Narimane Hadj-Hamou says the most rewarding thing in her career was founding a center dedicated to training academics in advanced teaching methods.
Hadj-Hamou, an Algerian-American academic, set up the Center for Learning Innovations and Customized Knowledge Solutions (CLICKS) in 2012 to focus on developing educational policies for universities. The center has offices in Dubai and the United Kingdom.
“Training academics helps higher education institutions develop an internal quality culture, and promote student-centered, technology-enabled and results-based teaching and learning strategies,” she wrote in an email.
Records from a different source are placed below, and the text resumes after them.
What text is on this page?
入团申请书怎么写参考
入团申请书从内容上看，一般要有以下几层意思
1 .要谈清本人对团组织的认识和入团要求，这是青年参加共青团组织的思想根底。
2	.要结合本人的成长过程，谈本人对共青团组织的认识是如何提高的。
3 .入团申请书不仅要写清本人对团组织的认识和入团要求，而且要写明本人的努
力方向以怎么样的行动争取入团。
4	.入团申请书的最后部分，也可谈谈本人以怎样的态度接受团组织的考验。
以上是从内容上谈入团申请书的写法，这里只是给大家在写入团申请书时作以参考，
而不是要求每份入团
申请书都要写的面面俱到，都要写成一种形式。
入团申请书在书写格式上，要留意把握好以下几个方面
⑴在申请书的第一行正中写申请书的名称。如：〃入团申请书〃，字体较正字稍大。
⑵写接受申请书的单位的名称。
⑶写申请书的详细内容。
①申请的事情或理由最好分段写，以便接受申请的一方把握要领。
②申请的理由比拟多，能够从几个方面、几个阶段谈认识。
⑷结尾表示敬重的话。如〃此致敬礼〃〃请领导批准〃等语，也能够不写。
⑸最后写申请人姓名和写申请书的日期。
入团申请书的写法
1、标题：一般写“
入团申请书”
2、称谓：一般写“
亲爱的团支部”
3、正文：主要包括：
Hailed by Forbes Middle East in 2014 as one of the 200 most powerful Arab women, Hadj-Hamou has over the past decade met with thousands of Arab academics to discuss how modern universities can help build a knowledge-based economy and thus help build better societies.
Founding and leading CLICKS “was probably the most rewarding thing in my career,” she said, “because it gave me the opportunity to learn about different educational systems and then try to better understand local requirements and develop policies and solutions that truly fit educational needs.”
In her education journey, Hadj-Hamou moved between the United States, the United Arab Emirates, Kuwait and Algeria, gaining a special vision of the nature of the role that higher education institutions must play. She believes that a contemporary university should transcend its traditional roles, in teaching and research alike, to develop and have a greater impact on local communities.
“I think that the main obstacle to the development of Arab universities’ working strategy lies in the need for more autonomy at the system level, to be more responsive to the changing world and interact with the latest educational systems,” she said.